Addressing these challenges, the security professionals pointed to skills development, managed services and AI tools as potential solutions to the burnout problem.
Mafuwafuwane said: “There is a broad and deep ecosystem of security service providers that can support any range of cybersecurity capabilities, much more so than there were five years ago, in very cost-effective ways, and these providers have relevant skills through shared model best practices.”

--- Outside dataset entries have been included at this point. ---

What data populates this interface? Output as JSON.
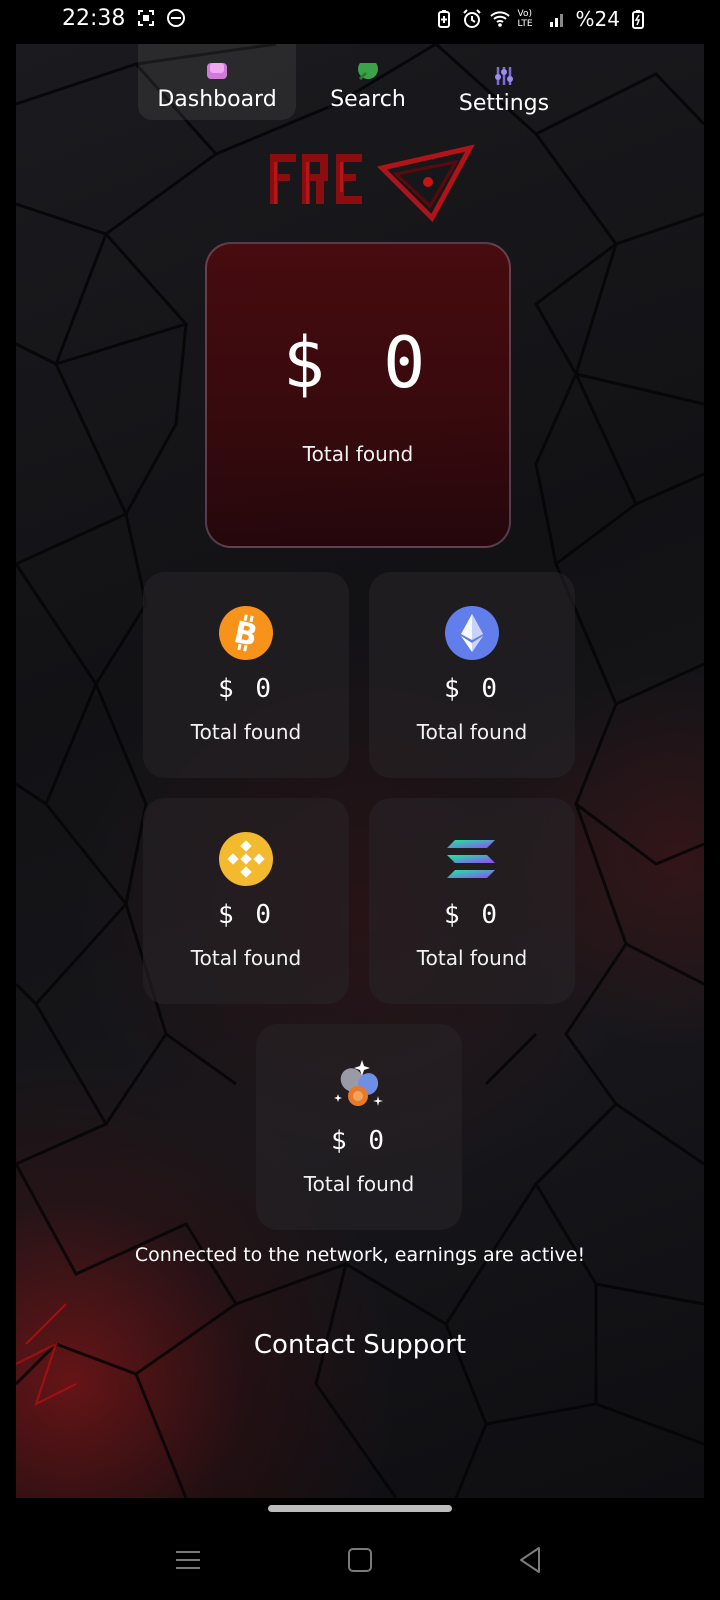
{
  "status_bar": {
    "time": "22:38",
    "battery": "%24",
    "network_label": "Vo) LTE",
    "left_icons": [
      "screenshot-icon",
      "dnd-icon"
    ],
    "right_icons": [
      "battery-saver-icon",
      "alarm-icon",
      "wifi-icon",
      "signal-icon",
      "battery-icon"
    ]
  },
  "nav": {
    "items": [
      {
        "label": "Dashboard",
        "icon": "dashboard-icon",
        "active": true
      },
      {
        "label": "Search",
        "icon": "search-icon",
        "active": false
      },
      {
        "label": "Settings",
        "icon": "sliders-icon",
        "active": false
      }
    ]
  },
  "main_card": {
    "amount": "$ 0",
    "label": "Total found"
  },
  "coins": [
    {
      "icon": "bitcoin-icon",
      "amount": "$ 0",
      "label": "Total found",
      "color": "#F7931A"
    },
    {
      "icon": "ethereum-icon",
      "amount": "$ 0",
      "label": "Total found",
      "color": "#627EEA"
    },
    {
      "icon": "binance-icon",
      "amount": "$ 0",
      "label": "Total found",
      "color": "#F3BA2F"
    },
    {
      "icon": "solana-icon",
      "amount": "$ 0",
      "label": "Total found",
      "color": "#14F195"
    },
    {
      "icon": "coins-icon",
      "amount": "$ 0",
      "label": "Total found",
      "color": "#E8792B"
    }
  ],
  "status_message": "Connected to the network, earnings are active!",
  "contact_label": "Contact Support",
  "colors": {
    "accent_red": "#C81414",
    "card_border": "#AAA0C8"
  }
}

Naidoo said: “We have enhanced our talent continuity plans, by introducing a formal mentorship programme to increase the competency of staff members at all levels. This is a long-term investment, to also ensure that we give staff members the opportunity to identify mentors and coaches that they can work with over an extended period. In addition, we have had an internship programme, since 2017, and that has certainly helped bring in young people, and more importantly assist in reducing the skills shortage.”
Prof Thomson said: “Due to the cybersecurity skills shortage, both in South Africa and globally, there is a lot of focus on encouraging people, and students in particular, to choose careers in cybersecurity – but are we doing enough to prepare them for the stresses and reality of what those careers entail? We must prepare students, our future cybersecurity professionals, not only with technical skills but also with the resilience and mental fortitude to thrive in this demanding field. Ultimately, a healthier cybersecurity workforce will lead to stronger digital defences.”